How To Stage Your Montana Home Like A Pro For Short Term Rental Or Sale:
With spring around the corner, many of homeowners here in NW Montana and Glacier Country are starting to dust off the shelves of their vacation rentals or thinking about listing their homes for sale. Here’s a little guide to help get you thinking about how to stand out from the competition.
Why Does The Presentation Of A Home Matter?
Now days, with digital media, everyone looking to travel and stay in an Airbnb or buy a home is using the internet. The first thing they see are the photos. The second thing they do is look at the actual home information. First impressions always need to be spot on. If the photos aren’t good enough, people won’t look too much further. More than likely, they will skip onto the next house in their search results, meanwhile you’re left wondering if perhaps you set your price too high. In reality maybe it wasn’t the price that was the problem, but the images that are being used to justify the price.
There are a couple of circumstances where your images may not matter quite as much. One of them being, a family is looking for a last minute vacation rental to travel to the Flathead Valley to visit Glacier National Park. As many of you are aware, if a person is not already booked a year in advance, it can be difficult to find lodging in the area at the last minute. Those potential renters will not be shopping based on photo quality, but more on actual property availabilty.
Another circumstance where pictures are not going to carry as much weight is a period of time in real estate, where there are very few lower priced homes on the market and many people looking to buy. When there’s a housing shortage of lower price, entry level homes, they sell fast with or without perfectly staged homes and professional photos. Meanwhile the higher priced homes still benefit from having well staged, professional quality photos, as they don’t sell as quickly as the homes $350,000 and under.

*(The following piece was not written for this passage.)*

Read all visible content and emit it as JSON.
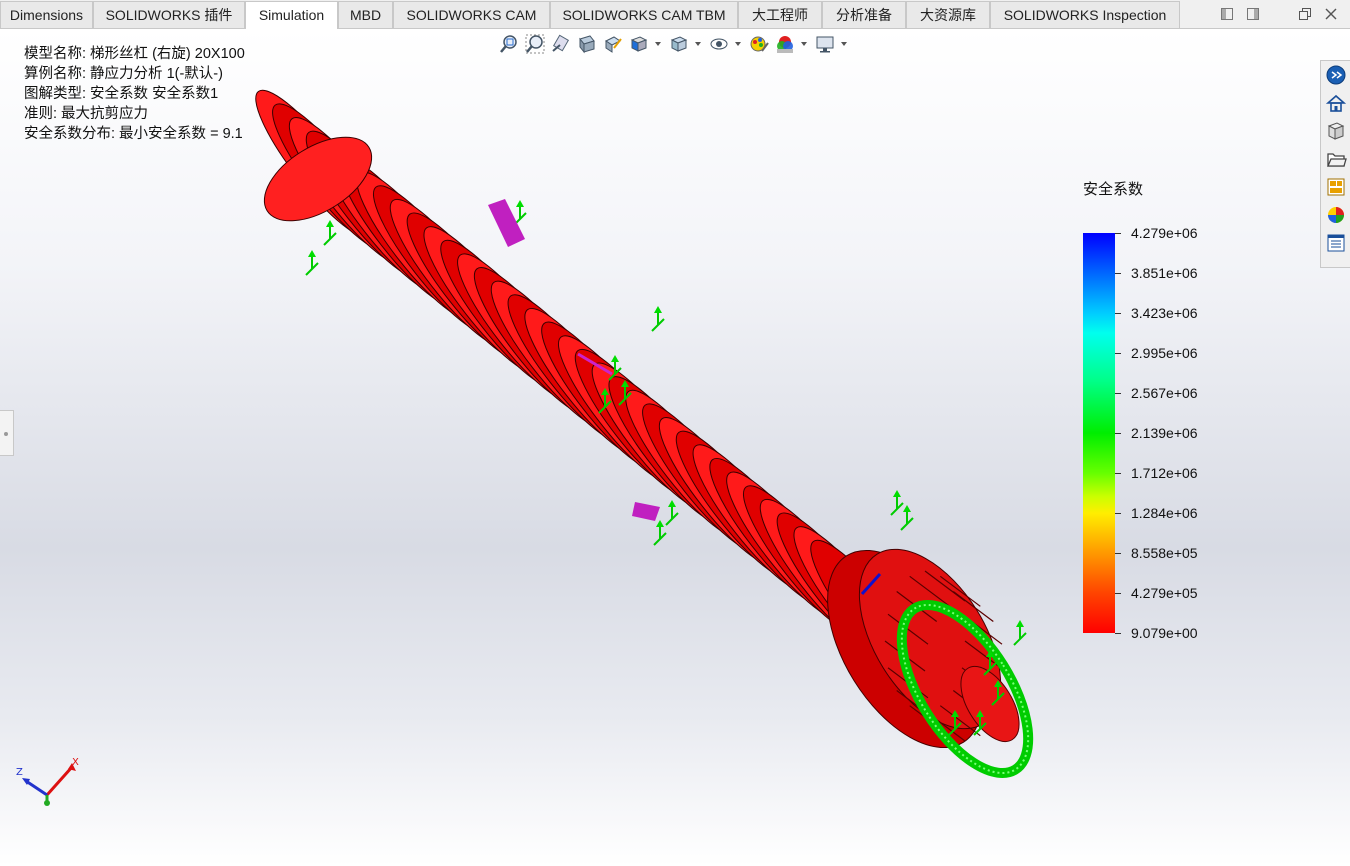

What should you be doing to make sure you’re attracting a crowd of renters or buyers to your property? Here are some simple things you need to do to make those photos work for you:
Make It Light And Bright:
Make sure all of your lights are working inside, and also open your blinds and curtains to let the light in for the photo shoot. A great photographer will have no trouble balancing out the light and dark areas, and it’s better to show a little outside rather than to close all the blinds and make it look darker than it is.
Remove The Clutter:
I’ve looked at thousands of homes in my time, and there’s nothing more frustrating than seeing a great home that looks smaller than it really is because there is too much stuff in the kitchen and way too many things in the living room. Get rid of the things that don’t need to be there, leave the things that do, and make it immaculate.

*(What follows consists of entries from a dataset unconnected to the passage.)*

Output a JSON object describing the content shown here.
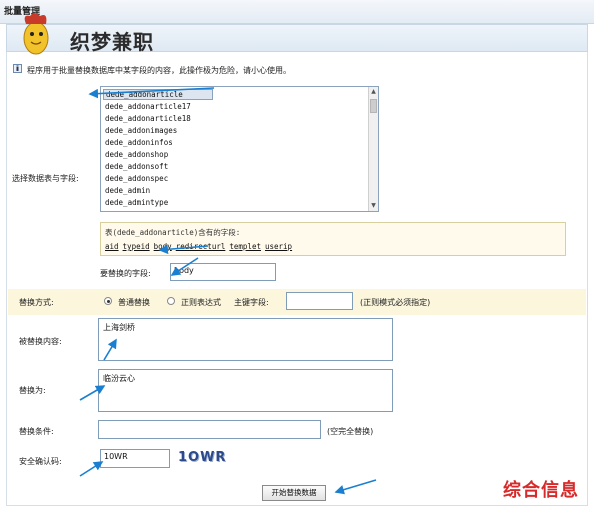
{
  "header": {
    "title": "批量管理"
  },
  "watermark_top": "织梦兼职",
  "watermark_bottom": "综合信息",
  "tip": "程序用于批量替换数据库中某字段的内容，此操作极为危险，请小心使用。",
  "table_label": "选择数据表与字段:",
  "tables": [
    "dede_addonarticle",
    "dede_addonarticle17",
    "dede_addonarticle18",
    "dede_addonimages",
    "dede_addoninfos",
    "dede_addonshop",
    "dede_addonsoft",
    "dede_addonspec",
    "dede_admin",
    "dede_admintype"
  ],
  "field_box": {
    "title": "表(dede_addonarticle)含有的字段:",
    "fields": [
      "aid",
      "typeid",
      "body",
      "redirecturl",
      "templet",
      "userip"
    ]
  },
  "replace_field": {
    "label": "要替换的字段:",
    "value": "body"
  },
  "mode": {
    "label": "替换方式:",
    "opt_normal": "普通替换",
    "opt_regex": "正则表达式",
    "key_label": "主键字段:",
    "key_value": "",
    "note": "(正则模式必须指定)"
  },
  "from": {
    "label": "被替换内容:",
    "value": "上海剑桥"
  },
  "to": {
    "label": "替换为:",
    "value": "临汾云心"
  },
  "condition": {
    "label": "替换条件:",
    "value": "",
    "note": "(空完全替换)"
  },
  "captcha": {
    "label": "安全确认码:",
    "value": "10WR",
    "image_text": "1OWR"
  },
  "submit_label": "开始替换数据",
  "colors": {
    "annotation_arrow": "#1a7fd0",
    "highlight_row": "#fbf6dc",
    "field_box_bg": "#fffaeb"
  }
}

As an example, one space that gets a lot of clutter is a bathroom, but it’s important to have your bathroom looking amazing. Buyers want to imagine their perfect vacation or home, and to have a bathroom that looks like a spa at a luxurious resort is a dream situation for most people.
Arrange The Furniture:
There’s a fine balance between having too little furniture, with bare open spaces that look decidedly uninviting, and having too much furniture. You may also need to arrange the furniture so that a living room, for example, looks conversational and the kind of place a person would want to sit with friends.
Clean The Home Well:
Seeing a home in a photo is different to having buyers walk through an open home or renters staying there, but it’s still important that you present a clean and tidy space.
For example, you would want to:
- Pick everything up off the floor that shouldn’t be there and clean all floors.

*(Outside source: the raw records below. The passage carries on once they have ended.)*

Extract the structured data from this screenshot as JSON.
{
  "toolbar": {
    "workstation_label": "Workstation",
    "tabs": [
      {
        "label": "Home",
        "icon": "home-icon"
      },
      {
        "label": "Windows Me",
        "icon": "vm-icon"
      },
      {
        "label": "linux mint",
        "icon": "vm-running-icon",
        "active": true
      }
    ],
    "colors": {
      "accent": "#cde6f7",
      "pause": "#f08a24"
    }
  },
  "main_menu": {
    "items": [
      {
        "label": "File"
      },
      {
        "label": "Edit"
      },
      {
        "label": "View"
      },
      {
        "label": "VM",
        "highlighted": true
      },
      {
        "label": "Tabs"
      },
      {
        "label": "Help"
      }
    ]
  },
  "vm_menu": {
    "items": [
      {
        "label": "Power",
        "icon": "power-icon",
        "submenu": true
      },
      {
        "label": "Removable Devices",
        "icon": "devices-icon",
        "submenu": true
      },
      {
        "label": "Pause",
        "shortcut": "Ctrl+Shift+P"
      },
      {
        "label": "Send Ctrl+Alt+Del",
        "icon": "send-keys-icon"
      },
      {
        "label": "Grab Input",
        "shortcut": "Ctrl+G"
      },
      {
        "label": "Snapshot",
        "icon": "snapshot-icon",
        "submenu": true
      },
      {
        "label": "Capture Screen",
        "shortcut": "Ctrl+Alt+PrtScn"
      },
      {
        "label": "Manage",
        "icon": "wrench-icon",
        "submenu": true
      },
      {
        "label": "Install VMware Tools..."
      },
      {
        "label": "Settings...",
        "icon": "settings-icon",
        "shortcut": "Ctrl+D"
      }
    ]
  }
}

- Remove all signs of pets living or had lived in the home as some folks can be turned off by the site of a dog bed or a cat pole.
- Show that you have room in the kitchen by hiding away any small appliances on display.
- In your bathrooms make sure all items are in storage, and just leave out a small number of decorative pieces.
- Carefully clean all windows and mirrors, and make sure there aren’t any streaks because they will show up in the photos (especially in the bathroom).
Prepare The Outside:
Don’t neglect the exterior of your home, and be sure that all trees and brushes are neatly cut, the grass is short, and edges trimmed. If you have some patchy areas try and have those repaired by starting to work on them a month or two before the photos are taken, and if you aren’t successful bring in a professional to treat it. A great front lawn makes a strong first impression, so take the time to make it look amazing.
You will also want to remove anything stored around the yard such as garden tools, toys, empty plant pots and anything else that shouldn’t be there.
Don’t Show Seasonal Items:
If approaching a holiday season, it doesn’t mean you want to show that in your photos. When I’m photographing a home, I almost always request that any holiday décor be removed from a space before I shoot it, and the reason why is that we don’t want to have any images that date the photo.